Una auténtica joya de la narración pura. Ni un adjetivo. La vida de un soldado español del siglo XVII contada por él mismo, allá cuando ya rondaba sus buenos cincuenta años de edad y se veía necesitado de expresar sus vivencias, las de un bravo del siglo XVII. Con esa narración, el paradigma de la sencillez estilística, sin ninguna alharaca, es capaz de encender la imaginación del lector. No entiendo como es capaz de contar por escrito tantas y tan variadas vivencias sin utilizar apenas palabras. Eso es lo que se debe admirar de un escritor; no su verborrea ni su preciosismo por el preciosismo.
La narración de Alonso de Contreras, ese levente mata turcos, que buscó pendencia al tiempo que justicia para sí, que asoló la tierra del moro en busca de riqueza y para honor de Su Soberana Majestad, Caballero de Malta, nos tenían por hombres sin alma, dice,  nos lleva a percibir el perfume del salitre mezclado con el olor a agujas de pino en las islas griegas del riñón de Turquía en las que puso el pie, ya sea para cargar agua, defender a la cristiandad o para huir de un matrimonio regalado por los mismos padres y familia de la novia a los que nuestro capitán rescató un páter ortodoxo de las garras del turco.

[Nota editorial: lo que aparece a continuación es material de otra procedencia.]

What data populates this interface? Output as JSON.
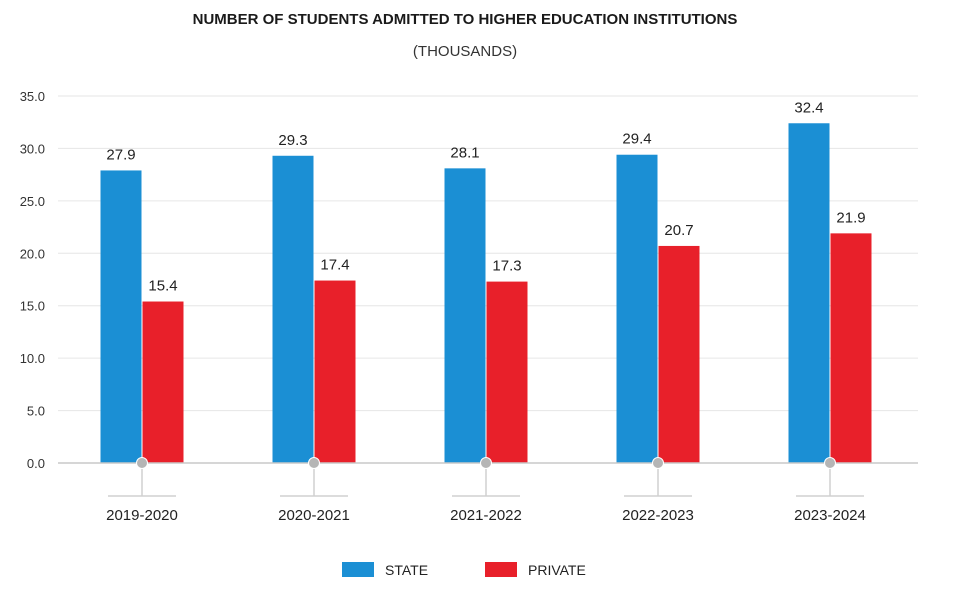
{
  "chart_data": {
    "type": "bar",
    "title": "NUMBER OF STUDENTS ADMITTED TO HIGHER EDUCATION INSTITUTIONS",
    "subtitle": "(THOUSANDS)",
    "xlabel": "",
    "ylabel": "",
    "categories": [
      "2019-2020",
      "2020-2021",
      "2021-2022",
      "2022-2023",
      "2023-2024"
    ],
    "series": [
      {
        "name": "STATE",
        "color": "#1B8FD4",
        "values": [
          27.9,
          29.3,
          28.1,
          29.4,
          32.4
        ]
      },
      {
        "name": "PRIVATE",
        "color": "#E8202A",
        "values": [
          15.4,
          17.4,
          17.3,
          20.7,
          21.9
        ]
      }
    ],
    "ylim": [
      0,
      35
    ],
    "yticks": [
      "0.0",
      "5.0",
      "10.0",
      "15.0",
      "20.0",
      "25.0",
      "30.0",
      "35.0"
    ],
    "grid": true,
    "legend_position": "bottom-center",
    "data_labels": true
  }
}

Aconsejo la lectura de este libro a cualquier amante de la literatura del siglo de oro. El libro ha sido perfectamente editado por  Reino de Redonda, un acto heroico de Julián Marías, y tiene un interesante prólogo de Arturo Pérez Reverte y mantiene un excelente estudio por parte de José Ortega y Gasset publicado en la edición que se hizo de la obra en 1943.